Marshall Center Alumni Network Reboots, Reconnects to Answer Cyberterrorism Alarm
By Christine June
Public Affairs Office
George C. Marshall European Center for Security Studies
GARMISCH-PARTENKIRCHEN, Germany (May 2, 2016) – The recent community of interest workshop held April 25 to 28 at the George C. Marshall European Center for Security Studies rebooted its alumni network by reconnecting 59 cyber and counterterrorism professionals working in government and civilian agencies from 39 countries.
The Global Security Alumni Community of Interest Workshop explored the topic of Countering Terrorism: Cyber Strategy Solutions to Protecting Critical Infrastructure.
“This workshop is focused on international, multi-stakeholder security concerns in the cyber domain,” said Austrian Army Col. Gottfried Salchner, the deputy director of the Marshall Center’s Program on Cyber Security Studies. “It addresses the various cyber challenges and threats that must be considered when developing a secure cyber enterprise across the whole-of-government in support of national defense and security.”
Most of the workshop participants, as well as some of the speakers, were Marshall Center alumni from the Program on Cyber Security Studies, Program on Terrorism Security Studies or other resident programs.
“This workshop is amazing,” said Anna Gussarova, senior research fellow at the Kazakhstan Institute for Strategic Studies and a Marshall Center alumna since 2013. “The agenda is impressive, and they are binging so many familiar people to discuss cyber security.

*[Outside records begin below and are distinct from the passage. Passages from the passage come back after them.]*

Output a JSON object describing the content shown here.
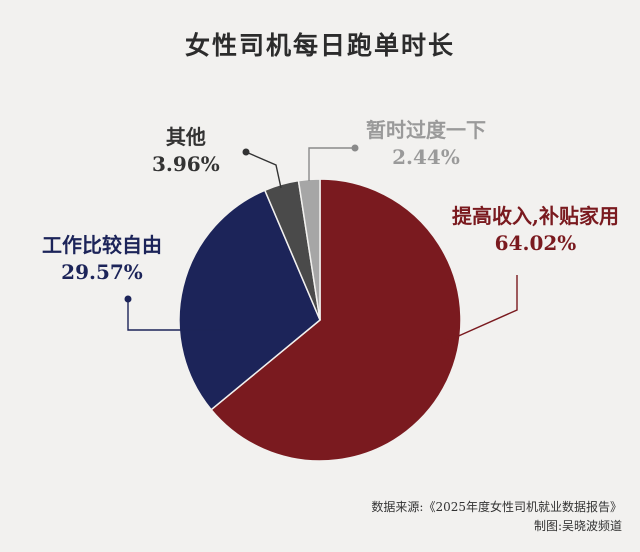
{
  "chart_data": {
    "type": "pie",
    "title": "女性司机每日跑单时长",
    "slices": [
      {
        "label": "提高收入,补贴家用",
        "value": 64.02,
        "value_text": "64.02%",
        "color": "#7a1a1f"
      },
      {
        "label": "工作比较自由",
        "value": 29.57,
        "value_text": "29.57%",
        "color": "#1c2459"
      },
      {
        "label": "其他",
        "value": 3.96,
        "value_text": "3.96%",
        "color": "#4a4a4a"
      },
      {
        "label": "暂时过度一下",
        "value": 2.44,
        "value_text": "2.44%",
        "color": "#a6a6a6"
      }
    ],
    "label_colors": [
      "#7a1a1f",
      "#1c2459",
      "#333333",
      "#9a9a9a"
    ]
  },
  "footer": {
    "source": "数据来源:《2025年度女性司机就业数据报告》",
    "credit": "制图:吴晓波频道"
  }
}
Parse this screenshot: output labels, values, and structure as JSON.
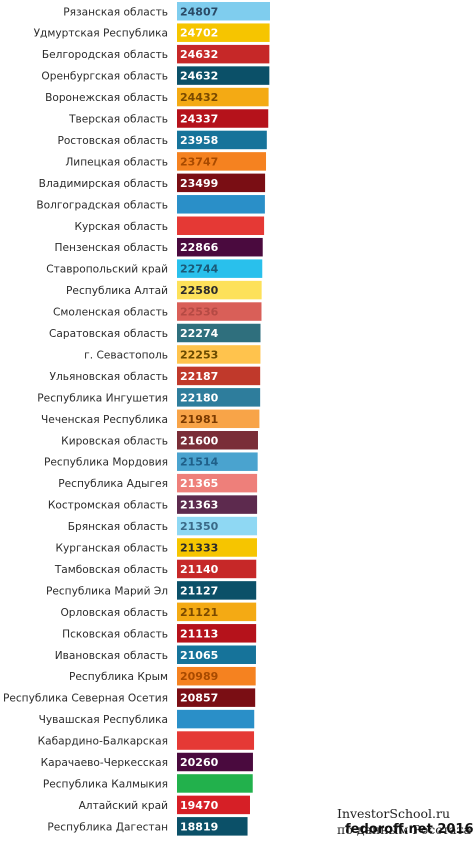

It shows that the alumni network is still growing and growing.”
“How real is the cyber terrorism threat, and how much should we worry about it,” asked Ayhan Gücüyener during her presentation on Energy Critical Infrastructure and their Vulnerability to Terrorist Attacks on April 27.
“No single instance of real cyber terrorism has been recorded, but,” Gücüyener stressed, “Cyber terrorism is more than a theory and could cause physical harm to Critical Energy Infrastructures.”
Gücüyener has been a researcher for the Center on Foreign Policy and Security at the Hazar Strategy Institute in Istanbul for three years. This was her first visit to the Marshall Center.
“First thing I noticed about the Marshall Center is that everyone stresses a-whole-of- government approach and sharing best practices throughout the world,” said Gücüyener. “I believe these approaches are the best platform to understand the global problems. We can make global solutions if we can understand the global problem.”
As part of the Marshall center’s Program on Cyber Security Studies, this workshop’s design included guest lecturers from global cyber security agencies and organizations and course seminar activities to examine current cyber security challenges and discuss practical and pragmatic ways to improve regional and international cooperation to effectively counter cyber threats.
A few of these cyber organizations were the NATO Cooperative Cyber Defense Centre of Excellence (CCD COE), U.S. Secretary of Defense for Cyber Policy and Cyber Security, Lithuanian Ministry of National Defense’s Cybersecurity and Information Technologies, Polish Government Centre for Security, Bavarian State Police, U.S. Federal Bureau of Investigations’ National Cyber Investigative Joint Task Force and U.S. Department of Justice.
“Most conventions or international treaties were drafted in times when cyberterrorism was considered science fiction,” said Lorena Trinberg, a Marshall Center PCSS alumna and a legal analyst of German and Colombian descent at the NATO CCD COE in Tallinn.
“The last few decades have been marked by massive growth of the internet – more than three billion internet users today – interconnectedness of computer systems, interdependencies of critical infrastructure and emergence of new vulnerabilities,” said Trinberg in her presentation on Legal Aspects of Cyber Terrorism on April 26.
She added that policy makers and stakeholders have reacted with an unknown number of legal acts and frameworks for the prevention of harm caused by cyber-related acts, including the criminalization of these acts.
“The mind-breaking challenge for non-lawyers is combining the technical and legal aspects of cyber-related activities,” Trinberg said.